Toutes les villes contiennent en elles celles qui les ont précédées. On peut tenter de les retrouver à travers leurs vestiges, mais c’est presque toujours un exercice réservé au plaisir de l’imagination. C’est ce que faisait l’artiste technique Thomas Kole (Zeist, Pays-Bas, 29 ans), en se promenant virtuellement dans les rues de Mexico, lorsqu’il s’est rendu compte que rien de ce qu’il observait ne suffirait jamais à reconstituer cette autre ville enfouie sous celle d’aujourd’hui : la grande Tenochtitlan, capitale de l’empire aztèque. Loin de baisser les bras, il s’est lancé et, un an et demi plus tard, il a présenté son travail. la reconstitution en 3D de l’ancienne métropole. Sans quitter sa maison, Kole a traversé l’Atlantique vers le passé et a atterri, avec l’aide de la technologie, dans l’Amérique de 1518, le moment culminant avant la conquête espagnole.

Reconstruction numérique de l’enceinte sacrée contenant le Templo Mayor, à l’épicentre de la ville.Thomas Kole

« Je ne sais même pas comment je suis tombé dessus, il n’y a pas eu de catalyseur. Je ne sais même pas comment je suis tombé dessus, il n’y a pas de catalyseur. Mais je pense qu’une fois que vous avez lu quelque chose à ce sujet, vous êtes coincé. L’idée s’est installée dans ma tête et il m’était impossible de la faire sortir », explique l’artiste. Bien qu’il soit programmeur, l’histoire l’a toujours intrigué, et quelques clics ici et là l’ont conduit à un projet qui a cristallisé sa fascination. « Tenochtitlan m’a surpris à bien des égards : sa taille, son organisation, sa structure. De très belles choses ont été écrites à son sujet. Sa situation naturelle, au bord d’un lac et entourée de montagnes volcaniques, fait vraiment appel à l’imagination », explique-t-il.
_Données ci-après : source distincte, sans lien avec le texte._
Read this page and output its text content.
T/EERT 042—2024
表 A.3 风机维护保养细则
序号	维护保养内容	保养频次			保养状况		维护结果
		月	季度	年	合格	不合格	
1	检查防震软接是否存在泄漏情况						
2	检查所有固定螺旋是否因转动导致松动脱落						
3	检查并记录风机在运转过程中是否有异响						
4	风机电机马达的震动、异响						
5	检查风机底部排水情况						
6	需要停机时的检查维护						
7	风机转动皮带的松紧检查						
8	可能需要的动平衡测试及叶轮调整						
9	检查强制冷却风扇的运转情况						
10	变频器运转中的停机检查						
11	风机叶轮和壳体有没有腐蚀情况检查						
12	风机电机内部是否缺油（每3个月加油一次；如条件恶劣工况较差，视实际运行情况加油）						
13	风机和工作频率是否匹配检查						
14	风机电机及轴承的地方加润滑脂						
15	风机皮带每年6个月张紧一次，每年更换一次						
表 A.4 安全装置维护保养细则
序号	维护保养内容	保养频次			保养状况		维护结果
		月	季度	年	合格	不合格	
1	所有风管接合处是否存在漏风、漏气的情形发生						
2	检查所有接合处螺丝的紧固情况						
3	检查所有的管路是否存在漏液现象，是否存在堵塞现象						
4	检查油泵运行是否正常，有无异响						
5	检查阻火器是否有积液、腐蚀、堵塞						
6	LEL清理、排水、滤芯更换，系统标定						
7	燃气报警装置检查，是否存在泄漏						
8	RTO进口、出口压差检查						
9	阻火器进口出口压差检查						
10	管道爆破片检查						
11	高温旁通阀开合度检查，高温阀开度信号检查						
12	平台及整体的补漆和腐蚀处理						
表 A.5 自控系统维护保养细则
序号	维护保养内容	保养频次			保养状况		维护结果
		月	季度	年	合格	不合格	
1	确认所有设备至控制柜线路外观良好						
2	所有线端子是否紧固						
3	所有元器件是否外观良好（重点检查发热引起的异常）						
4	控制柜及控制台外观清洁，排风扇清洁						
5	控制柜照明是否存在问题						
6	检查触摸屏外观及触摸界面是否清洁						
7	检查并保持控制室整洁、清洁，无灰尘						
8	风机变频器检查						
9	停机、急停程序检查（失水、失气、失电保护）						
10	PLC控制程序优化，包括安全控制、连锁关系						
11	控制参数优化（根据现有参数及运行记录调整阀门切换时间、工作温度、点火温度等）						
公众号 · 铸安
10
Jusqu’à cette semaine, Kole n’avait jamais voyagé au Mexique. Il ne parle pas non plus espagnol. Mais son obsession fait écho aux vers que le poète nicaraguayen Ernesto Cardenal – également étranger et prisonnier, comme lui, de la beauté de cette ville sur le lac – a écrits il y a plusieurs décennies : « Mais comment écrire à nouveau le hiéroglyphe, / peindre à nouveau le jaguar, renverser les tyrans / reconstruire à nouveau nos acropoles tropicales, / nos capitales rurales entourées de milpas ? Répondre presque littéralement à ces questions, comme Kole s’y est attelé, a nécessité un important travail de documentation et un effort pour se débarrasser des idées préconçues qui, selon lui, sont filtrées par une éducation et des archives où le regard européen prévaut.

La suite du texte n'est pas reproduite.